How free online courses could revolutionize education

Mercator2And thank God for it. From Mercator.net:

American universities are leveraging their prestige by offering on-line courses to students around the world. Is this the way of the future?

It’s more than 11,000 kilometers from Shakargarh, a city in northeastern Pakistan, to the venerated halls of the Massachusetts Institute of Technology, one of the top universities in the United States. Twenty-five-year-old Khalid Raza lives in Shakargarh but is taking “The Challenges of Global Poverty,” a course taught by a former adviser to the World Bank and a professor of international economics at MIT.

Recently, while on the bus, he pulled out his laptop and submitted one of his first assignments.

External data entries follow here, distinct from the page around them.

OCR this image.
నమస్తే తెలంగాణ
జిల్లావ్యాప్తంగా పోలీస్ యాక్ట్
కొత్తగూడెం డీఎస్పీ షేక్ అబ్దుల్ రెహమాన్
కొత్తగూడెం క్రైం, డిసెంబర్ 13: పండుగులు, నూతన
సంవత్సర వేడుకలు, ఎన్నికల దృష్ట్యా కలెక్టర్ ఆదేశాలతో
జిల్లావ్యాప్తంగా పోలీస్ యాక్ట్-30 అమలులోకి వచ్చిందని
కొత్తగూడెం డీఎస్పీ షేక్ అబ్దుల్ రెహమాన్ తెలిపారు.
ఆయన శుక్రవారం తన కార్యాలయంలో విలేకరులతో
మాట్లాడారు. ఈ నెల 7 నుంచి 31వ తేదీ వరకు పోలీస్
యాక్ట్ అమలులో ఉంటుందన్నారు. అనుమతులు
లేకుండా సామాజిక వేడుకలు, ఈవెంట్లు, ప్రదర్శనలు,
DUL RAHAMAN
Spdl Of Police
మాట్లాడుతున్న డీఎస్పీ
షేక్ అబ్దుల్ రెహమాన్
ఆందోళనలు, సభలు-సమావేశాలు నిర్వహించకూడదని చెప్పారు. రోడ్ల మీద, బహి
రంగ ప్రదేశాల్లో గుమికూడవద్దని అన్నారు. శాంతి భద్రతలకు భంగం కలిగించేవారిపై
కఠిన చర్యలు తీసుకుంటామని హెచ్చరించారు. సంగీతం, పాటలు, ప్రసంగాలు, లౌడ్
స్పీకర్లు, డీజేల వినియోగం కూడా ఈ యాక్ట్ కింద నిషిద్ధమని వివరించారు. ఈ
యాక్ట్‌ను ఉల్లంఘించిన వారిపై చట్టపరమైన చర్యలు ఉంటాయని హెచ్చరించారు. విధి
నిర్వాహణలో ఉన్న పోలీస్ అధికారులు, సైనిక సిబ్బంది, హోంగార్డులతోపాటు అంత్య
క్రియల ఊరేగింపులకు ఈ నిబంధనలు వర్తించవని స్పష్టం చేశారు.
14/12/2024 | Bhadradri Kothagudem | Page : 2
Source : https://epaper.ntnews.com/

“It was an amazing experience when I was submitting my assignment,” he tells RFE/RL. “I was traveling and my friend was sitting with me. When I submitted my assignment, after some time he asked me a question, ‘What are you doing?’ So I told him the whole story, that I am taking a course from the USA. He was so surprised and shocked.”

The experience — something Raza says he never thought would be possible — doesn’t cost him a single rupee. All he needed was the interest and an Internet connection to reserve his seat in a virtual MIT classroom.

Raza is one of the several million learners worldwide to have discovered “massive open online courses,” or MOOCs. While a number of universities attempted to introduce free online courses in the early 2000s, MOOCs have only begun to catch fire in the last year. Today, the silly-sounding acronym has become a buzz word, and is one of the hottest topics in education.